I was firmly behind Arsene Wenger last week as he stood up for the Arsenal and Germany midfielder Mesut Ozil. Our number 11 had been the subject of criticism, once again, from the former Manchester United and England midfielder Paul Scholes.
Scholes had a right pop and suggested that Ozil was just coasting and had not got close to his best since joining the Gunners from Real Madrid over a year ago. Wenger backed his star, suggested that his critics are not giving him credit or appreciating what he gives the side and claimed that Scholes would have loved a player of Ozil’s ability alongside him when he was playing.
I have to take my hat off to Scholes though, because he has had the courage to agree with what the Arsenal boss said via an article in The Independent, even if he did half suggest that Ozil’s performance against his old club in the FA cup was much better than his usual.
He was also full of praise for Coquelin and Cazorla and Arsenal in general, and that could not have been easy after we knocked his beloved club out of the cup.
Scholes said, “I found myself agreeing with Arsène Wenger on Monday night. The Arsenal manager said last Friday that I would have loved to have played alongside Mesut Özil – and that would be right, as long as Özil played every week as well as he did at Old Trafford.
“Arsenal impressed me against United, and that has been a rarity in recent years. There were similarities with their performance against Manchester City in January. They looked sharp and hungry, full of energy in midfield where they overpowered United. They looked physically commanding too, and Danny Welbeck’s pace and power were important.

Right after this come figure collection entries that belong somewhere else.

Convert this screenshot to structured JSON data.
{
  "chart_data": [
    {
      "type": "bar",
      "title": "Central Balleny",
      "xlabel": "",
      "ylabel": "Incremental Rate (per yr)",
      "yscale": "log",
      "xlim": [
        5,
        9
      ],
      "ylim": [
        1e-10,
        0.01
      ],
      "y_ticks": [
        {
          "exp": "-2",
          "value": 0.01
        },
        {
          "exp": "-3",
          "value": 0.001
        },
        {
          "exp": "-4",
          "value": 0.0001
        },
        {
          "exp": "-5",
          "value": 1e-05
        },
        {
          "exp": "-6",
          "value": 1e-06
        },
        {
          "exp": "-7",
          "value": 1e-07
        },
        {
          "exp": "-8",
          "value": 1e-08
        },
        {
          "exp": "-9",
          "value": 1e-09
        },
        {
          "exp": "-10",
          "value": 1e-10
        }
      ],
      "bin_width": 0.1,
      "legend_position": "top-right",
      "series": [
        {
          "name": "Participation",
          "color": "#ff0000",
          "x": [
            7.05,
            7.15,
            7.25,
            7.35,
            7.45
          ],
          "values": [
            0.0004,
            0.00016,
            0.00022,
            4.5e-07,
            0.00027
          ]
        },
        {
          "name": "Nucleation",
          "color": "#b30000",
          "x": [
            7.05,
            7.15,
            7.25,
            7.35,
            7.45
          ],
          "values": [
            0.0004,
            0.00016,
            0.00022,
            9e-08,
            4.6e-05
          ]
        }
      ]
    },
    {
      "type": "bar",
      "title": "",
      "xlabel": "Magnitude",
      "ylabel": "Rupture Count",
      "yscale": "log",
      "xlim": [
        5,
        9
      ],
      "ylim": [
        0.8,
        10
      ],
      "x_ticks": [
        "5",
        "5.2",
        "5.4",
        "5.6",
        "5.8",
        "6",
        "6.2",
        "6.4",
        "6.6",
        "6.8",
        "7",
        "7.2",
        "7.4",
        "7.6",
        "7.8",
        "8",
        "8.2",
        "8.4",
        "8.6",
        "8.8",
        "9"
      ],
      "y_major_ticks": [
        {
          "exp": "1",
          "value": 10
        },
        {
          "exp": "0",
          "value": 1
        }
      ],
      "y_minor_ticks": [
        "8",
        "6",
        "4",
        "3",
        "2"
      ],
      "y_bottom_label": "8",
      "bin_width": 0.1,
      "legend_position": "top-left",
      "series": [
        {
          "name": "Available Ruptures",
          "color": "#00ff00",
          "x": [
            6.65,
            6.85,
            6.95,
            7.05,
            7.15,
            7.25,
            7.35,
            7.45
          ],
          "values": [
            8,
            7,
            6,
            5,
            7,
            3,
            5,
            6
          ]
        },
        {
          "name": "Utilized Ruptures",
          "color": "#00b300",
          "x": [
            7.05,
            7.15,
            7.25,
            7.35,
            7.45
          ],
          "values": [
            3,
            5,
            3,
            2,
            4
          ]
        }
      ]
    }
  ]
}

“Santi Cazorla and Francis Coquelin were the pick of the team in my opinion. I never had them down as so strong. They were quick and aggressive and got the better of United. They showed Van Gaal’s team what they were lacking in midfield and, funnily enough, they were not afraid to be direct with their attacks when it suited them.”
This is not the first time that Scholes has admitted that his criticism of Arsenal may have been wrong. He did the same with Jack Wilshere and then spoke up in support of the young Gunner after some good performances and accepted that injury problems were mainly to blame for holding back his progression. It is easy to criticise and Scholes likes to say what he thinks so fair play to him for putting the other side across as well.
Maybe he should have a word with the likes of Michael Owen and Adrian Durham.